We have a huge AIC advantage here:

anova(tr.mod1,tr.mod2)

        Model df      AIC      BIC    logLik   Test  L.Ratio p-value

tr.mod1     1  3 3590.035 3605.109 -1792.017                        

tr.mod2     2  5 3492.997 3518.120 -1741.498 1 vs 2 101.0376  <.0001

But clearly the correlation structure did not do what we expected, because the MLEs for the range and nugget are nonsensical (10532 and 0.0025, resp.).  We can force the issue by fitting the corSpher structure again, but with non-fitted range and nugget values using the fixed=T argument:

tr.mod3 = update(tr.mod1,correlation=corSpher(c(100,0.9),form=~xcoord+ycoord,nugget=T,fixed=T))

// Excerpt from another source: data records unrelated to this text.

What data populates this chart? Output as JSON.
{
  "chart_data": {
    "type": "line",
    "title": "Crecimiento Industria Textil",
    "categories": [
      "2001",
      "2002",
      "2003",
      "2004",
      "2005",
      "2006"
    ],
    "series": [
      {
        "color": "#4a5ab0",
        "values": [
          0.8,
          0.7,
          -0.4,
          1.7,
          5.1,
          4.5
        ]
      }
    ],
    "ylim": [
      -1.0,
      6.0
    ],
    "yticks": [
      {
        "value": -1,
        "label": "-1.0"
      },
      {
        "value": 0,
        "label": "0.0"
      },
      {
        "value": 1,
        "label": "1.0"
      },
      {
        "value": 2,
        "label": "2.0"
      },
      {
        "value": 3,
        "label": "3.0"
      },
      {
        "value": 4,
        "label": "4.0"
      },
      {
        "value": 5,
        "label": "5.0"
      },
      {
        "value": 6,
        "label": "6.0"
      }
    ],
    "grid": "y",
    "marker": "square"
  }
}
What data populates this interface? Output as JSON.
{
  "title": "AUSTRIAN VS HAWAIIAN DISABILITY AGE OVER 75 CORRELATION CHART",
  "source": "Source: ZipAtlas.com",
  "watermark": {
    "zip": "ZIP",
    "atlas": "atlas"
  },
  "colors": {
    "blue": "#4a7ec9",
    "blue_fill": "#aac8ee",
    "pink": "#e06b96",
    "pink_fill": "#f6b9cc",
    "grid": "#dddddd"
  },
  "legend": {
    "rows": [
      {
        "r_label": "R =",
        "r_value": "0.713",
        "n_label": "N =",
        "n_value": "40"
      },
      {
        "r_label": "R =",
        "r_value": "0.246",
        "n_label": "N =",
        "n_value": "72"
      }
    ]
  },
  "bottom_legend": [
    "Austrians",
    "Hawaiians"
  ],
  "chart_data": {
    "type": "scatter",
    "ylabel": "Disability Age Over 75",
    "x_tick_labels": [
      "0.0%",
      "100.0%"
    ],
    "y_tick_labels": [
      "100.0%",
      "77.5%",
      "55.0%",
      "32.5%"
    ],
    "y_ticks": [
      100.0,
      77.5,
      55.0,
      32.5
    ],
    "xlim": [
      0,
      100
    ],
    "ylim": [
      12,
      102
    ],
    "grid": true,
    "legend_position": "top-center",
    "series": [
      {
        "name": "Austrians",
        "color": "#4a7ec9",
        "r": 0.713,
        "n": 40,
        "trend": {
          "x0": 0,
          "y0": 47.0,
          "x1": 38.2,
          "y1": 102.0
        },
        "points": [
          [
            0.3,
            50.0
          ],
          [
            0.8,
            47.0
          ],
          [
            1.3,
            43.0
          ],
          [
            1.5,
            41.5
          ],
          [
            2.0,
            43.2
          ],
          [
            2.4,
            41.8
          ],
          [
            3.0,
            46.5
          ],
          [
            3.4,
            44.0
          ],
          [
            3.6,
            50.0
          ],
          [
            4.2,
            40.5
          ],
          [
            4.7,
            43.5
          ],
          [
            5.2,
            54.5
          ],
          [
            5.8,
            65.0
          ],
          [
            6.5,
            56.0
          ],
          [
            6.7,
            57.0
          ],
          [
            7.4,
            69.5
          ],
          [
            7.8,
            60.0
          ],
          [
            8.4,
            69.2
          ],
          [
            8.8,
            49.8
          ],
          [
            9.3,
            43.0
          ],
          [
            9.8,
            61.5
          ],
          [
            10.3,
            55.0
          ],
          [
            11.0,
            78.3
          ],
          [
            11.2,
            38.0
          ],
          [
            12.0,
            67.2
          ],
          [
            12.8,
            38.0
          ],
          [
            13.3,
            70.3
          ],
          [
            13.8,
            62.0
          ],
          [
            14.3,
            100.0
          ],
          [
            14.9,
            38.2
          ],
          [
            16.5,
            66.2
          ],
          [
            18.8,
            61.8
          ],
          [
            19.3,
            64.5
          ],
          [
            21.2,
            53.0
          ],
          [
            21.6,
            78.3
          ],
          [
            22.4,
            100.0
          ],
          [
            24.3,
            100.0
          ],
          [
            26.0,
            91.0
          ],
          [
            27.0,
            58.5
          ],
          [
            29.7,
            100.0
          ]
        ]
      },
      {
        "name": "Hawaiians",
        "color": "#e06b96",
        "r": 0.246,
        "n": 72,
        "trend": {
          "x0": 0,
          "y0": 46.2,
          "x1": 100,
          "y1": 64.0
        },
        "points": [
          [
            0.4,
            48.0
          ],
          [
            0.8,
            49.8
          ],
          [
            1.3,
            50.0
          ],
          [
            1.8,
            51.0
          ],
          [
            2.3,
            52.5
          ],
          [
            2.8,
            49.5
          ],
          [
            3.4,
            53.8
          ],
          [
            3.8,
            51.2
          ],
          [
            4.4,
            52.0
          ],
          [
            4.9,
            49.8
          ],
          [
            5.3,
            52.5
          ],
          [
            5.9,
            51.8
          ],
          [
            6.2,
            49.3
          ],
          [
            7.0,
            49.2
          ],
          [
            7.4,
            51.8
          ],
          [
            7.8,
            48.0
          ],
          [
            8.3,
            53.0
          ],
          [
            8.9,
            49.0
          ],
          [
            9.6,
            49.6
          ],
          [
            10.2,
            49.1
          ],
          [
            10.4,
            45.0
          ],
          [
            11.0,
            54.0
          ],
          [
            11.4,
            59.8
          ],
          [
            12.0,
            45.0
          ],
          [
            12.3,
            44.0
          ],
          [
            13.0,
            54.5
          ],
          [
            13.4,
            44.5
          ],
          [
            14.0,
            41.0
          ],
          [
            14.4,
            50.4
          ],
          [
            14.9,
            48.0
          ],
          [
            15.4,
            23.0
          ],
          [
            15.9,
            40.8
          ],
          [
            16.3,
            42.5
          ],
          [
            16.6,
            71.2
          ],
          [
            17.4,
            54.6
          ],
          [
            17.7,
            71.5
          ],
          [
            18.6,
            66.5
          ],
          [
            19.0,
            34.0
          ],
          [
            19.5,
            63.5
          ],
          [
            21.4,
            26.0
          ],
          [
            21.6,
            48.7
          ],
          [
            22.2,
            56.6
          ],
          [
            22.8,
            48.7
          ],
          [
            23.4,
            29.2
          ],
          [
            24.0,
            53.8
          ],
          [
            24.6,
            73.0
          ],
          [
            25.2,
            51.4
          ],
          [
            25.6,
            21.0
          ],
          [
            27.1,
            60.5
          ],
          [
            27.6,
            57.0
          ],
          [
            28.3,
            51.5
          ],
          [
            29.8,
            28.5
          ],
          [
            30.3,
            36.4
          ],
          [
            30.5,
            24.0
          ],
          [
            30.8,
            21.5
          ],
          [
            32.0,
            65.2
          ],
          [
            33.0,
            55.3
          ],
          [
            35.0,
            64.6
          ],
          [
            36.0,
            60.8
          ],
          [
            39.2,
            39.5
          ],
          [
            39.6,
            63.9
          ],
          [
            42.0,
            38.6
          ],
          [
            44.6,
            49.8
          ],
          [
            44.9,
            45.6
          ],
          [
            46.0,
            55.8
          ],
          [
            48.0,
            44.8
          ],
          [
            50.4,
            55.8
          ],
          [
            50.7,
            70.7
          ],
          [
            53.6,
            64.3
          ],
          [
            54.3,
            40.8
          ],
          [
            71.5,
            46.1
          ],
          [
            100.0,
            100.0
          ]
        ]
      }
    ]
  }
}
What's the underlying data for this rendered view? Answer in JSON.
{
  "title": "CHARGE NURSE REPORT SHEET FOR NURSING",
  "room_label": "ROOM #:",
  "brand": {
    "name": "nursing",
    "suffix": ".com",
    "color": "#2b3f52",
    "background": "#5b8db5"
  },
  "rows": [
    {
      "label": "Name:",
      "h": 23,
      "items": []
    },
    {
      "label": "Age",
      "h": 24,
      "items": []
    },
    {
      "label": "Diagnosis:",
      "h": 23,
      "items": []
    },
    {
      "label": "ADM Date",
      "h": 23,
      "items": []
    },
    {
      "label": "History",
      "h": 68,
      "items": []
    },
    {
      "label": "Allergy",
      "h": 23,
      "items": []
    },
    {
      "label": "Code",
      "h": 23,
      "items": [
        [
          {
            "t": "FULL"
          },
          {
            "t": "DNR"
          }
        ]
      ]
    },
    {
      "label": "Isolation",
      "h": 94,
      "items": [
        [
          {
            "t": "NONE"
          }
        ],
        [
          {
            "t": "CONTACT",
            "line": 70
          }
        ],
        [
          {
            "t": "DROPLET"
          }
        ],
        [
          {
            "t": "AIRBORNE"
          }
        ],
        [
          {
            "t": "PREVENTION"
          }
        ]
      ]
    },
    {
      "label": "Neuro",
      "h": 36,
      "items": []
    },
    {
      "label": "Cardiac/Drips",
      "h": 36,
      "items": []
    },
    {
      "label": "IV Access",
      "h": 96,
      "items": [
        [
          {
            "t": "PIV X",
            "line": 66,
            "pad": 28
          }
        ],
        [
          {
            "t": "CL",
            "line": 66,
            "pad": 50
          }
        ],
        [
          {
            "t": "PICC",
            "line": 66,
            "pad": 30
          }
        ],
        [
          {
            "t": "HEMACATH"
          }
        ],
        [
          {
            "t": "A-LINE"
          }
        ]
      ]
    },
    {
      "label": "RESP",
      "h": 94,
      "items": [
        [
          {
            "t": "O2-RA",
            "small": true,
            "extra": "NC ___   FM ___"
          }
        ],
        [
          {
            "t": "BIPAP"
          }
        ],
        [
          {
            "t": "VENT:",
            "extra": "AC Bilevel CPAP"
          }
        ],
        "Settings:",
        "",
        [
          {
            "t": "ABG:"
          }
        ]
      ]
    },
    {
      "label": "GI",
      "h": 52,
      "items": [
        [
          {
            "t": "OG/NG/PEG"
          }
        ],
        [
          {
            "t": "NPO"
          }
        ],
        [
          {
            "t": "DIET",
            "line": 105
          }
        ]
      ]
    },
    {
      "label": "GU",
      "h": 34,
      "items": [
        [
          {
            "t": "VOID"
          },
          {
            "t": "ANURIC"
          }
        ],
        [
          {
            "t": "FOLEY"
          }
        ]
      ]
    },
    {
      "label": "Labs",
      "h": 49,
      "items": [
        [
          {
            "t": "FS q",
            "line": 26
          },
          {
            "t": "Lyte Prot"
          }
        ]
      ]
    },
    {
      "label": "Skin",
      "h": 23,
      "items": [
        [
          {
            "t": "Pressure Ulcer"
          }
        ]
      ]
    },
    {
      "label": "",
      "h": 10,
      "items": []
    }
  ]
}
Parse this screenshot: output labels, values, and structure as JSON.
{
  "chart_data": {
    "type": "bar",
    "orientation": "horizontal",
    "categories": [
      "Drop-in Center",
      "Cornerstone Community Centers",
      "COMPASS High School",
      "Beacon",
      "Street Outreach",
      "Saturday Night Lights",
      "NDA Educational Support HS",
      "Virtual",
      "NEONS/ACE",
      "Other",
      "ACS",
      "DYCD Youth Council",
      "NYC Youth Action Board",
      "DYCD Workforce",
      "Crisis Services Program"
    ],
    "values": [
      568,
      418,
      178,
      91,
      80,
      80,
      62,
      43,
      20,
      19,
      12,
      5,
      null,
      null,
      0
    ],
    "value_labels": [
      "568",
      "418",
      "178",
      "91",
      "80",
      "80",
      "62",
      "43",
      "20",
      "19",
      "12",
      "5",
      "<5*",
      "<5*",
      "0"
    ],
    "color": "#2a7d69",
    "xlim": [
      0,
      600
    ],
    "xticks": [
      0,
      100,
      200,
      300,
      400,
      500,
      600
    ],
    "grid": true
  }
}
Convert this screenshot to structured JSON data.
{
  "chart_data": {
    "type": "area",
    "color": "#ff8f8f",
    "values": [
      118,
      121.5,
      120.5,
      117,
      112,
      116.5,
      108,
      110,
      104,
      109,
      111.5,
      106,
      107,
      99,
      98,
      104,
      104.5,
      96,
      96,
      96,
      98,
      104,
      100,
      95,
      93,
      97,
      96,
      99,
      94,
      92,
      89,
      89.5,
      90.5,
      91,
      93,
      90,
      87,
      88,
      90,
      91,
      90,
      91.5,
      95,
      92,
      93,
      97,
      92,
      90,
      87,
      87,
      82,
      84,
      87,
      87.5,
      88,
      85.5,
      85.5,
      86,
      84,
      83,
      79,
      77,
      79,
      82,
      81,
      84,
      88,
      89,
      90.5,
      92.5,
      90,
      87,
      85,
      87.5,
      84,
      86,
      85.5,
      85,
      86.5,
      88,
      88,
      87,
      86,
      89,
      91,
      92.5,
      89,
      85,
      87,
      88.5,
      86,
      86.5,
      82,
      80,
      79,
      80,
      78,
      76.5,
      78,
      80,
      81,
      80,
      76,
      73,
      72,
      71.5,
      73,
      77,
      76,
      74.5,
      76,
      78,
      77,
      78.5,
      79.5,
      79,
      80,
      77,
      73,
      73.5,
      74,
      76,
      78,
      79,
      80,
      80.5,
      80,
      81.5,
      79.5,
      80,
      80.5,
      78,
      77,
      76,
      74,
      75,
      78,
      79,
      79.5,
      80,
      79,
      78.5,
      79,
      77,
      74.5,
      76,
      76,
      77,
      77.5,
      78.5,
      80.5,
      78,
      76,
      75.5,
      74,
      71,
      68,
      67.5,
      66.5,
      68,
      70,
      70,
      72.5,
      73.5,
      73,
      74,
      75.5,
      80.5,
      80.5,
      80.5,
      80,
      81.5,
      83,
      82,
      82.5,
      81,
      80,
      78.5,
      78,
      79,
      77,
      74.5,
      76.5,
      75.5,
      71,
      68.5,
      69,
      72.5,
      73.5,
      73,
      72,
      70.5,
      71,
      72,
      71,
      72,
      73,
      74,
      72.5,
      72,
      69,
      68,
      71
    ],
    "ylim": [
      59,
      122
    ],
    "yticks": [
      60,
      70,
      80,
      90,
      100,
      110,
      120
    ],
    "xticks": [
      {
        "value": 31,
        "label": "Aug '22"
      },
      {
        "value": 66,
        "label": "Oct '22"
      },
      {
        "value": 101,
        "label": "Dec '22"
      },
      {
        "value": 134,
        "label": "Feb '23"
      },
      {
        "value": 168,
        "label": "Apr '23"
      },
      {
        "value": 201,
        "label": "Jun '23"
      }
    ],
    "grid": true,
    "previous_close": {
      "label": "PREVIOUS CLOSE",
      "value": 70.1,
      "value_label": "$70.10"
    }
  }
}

plot(Variogram(tr.mod3,form=~xcoord+ycoord))

anova(tr.mod2,tr.mod3)
        Model df      AIC     BIC    logLik   Test  L.Ratio p-value

tr.mod2     1  5 3492.997 3518.12 -1741.498                       

tr.mod3     2  3 3501.966 3517.04 -1747.983 1 vs 2 12.96868  0.0015

The variogram of the fixed correlation model shows our assumed correlation structure, but the LRT shows that we’re not accounting for much of the spatial autocorrelation function, and that the weirdly parameterized corSpher model does a better (but not particularly helpful) job.  Would exponential correlation work better?
tr.mod4 = update(tr.mod1,correlation=corExp(c(100,0.9),form=~xcoord+ycoord,nugget=T))
summary(tr.mod4)
Generalized least squares fit by REML

  Model: INCR ~ DBH

  Data: trees3

       AIC      BIC    logLik

  3491.192 3516.316 -1740.596

 

Correlation Structure: Exponential spatial correlation

 Formula: ~xcoord + ycoord

 Parameter estimate(s):

     range     nugget

34.4006815  0.7747585

 

Coefficients:

                Value  Std.Error  t-value p-value

(Intercept) 0.3159240 0.21814152 1.448252  0.1478

DBH         0.0066374 0.00173083 3.834806  0.0001

 

 Correlation:

    (Intr)

DBH -0.224

 

Standardized residuals:

         Min           Q1          Med           Q3          Max

-10.70824455  -0.27256013   0.08697457   0.53202986   8.28691426

 

Residual standard error: 1.217159

Degrees of freedom: 1126 total; 1124 residual
The range and nugget parameters make more sense, and the AIC value is slightly better than tr.mod2 (3491.2 vs. 3493.0); the correlation structures are not nested so we can’t obtain a P value for the difference, but here we’d probably choose to go with corExp.  We check the status of our residuals with tr.mod4: 
plot(Variogram(tr.mod4))
The variogram suggests we still have work to do.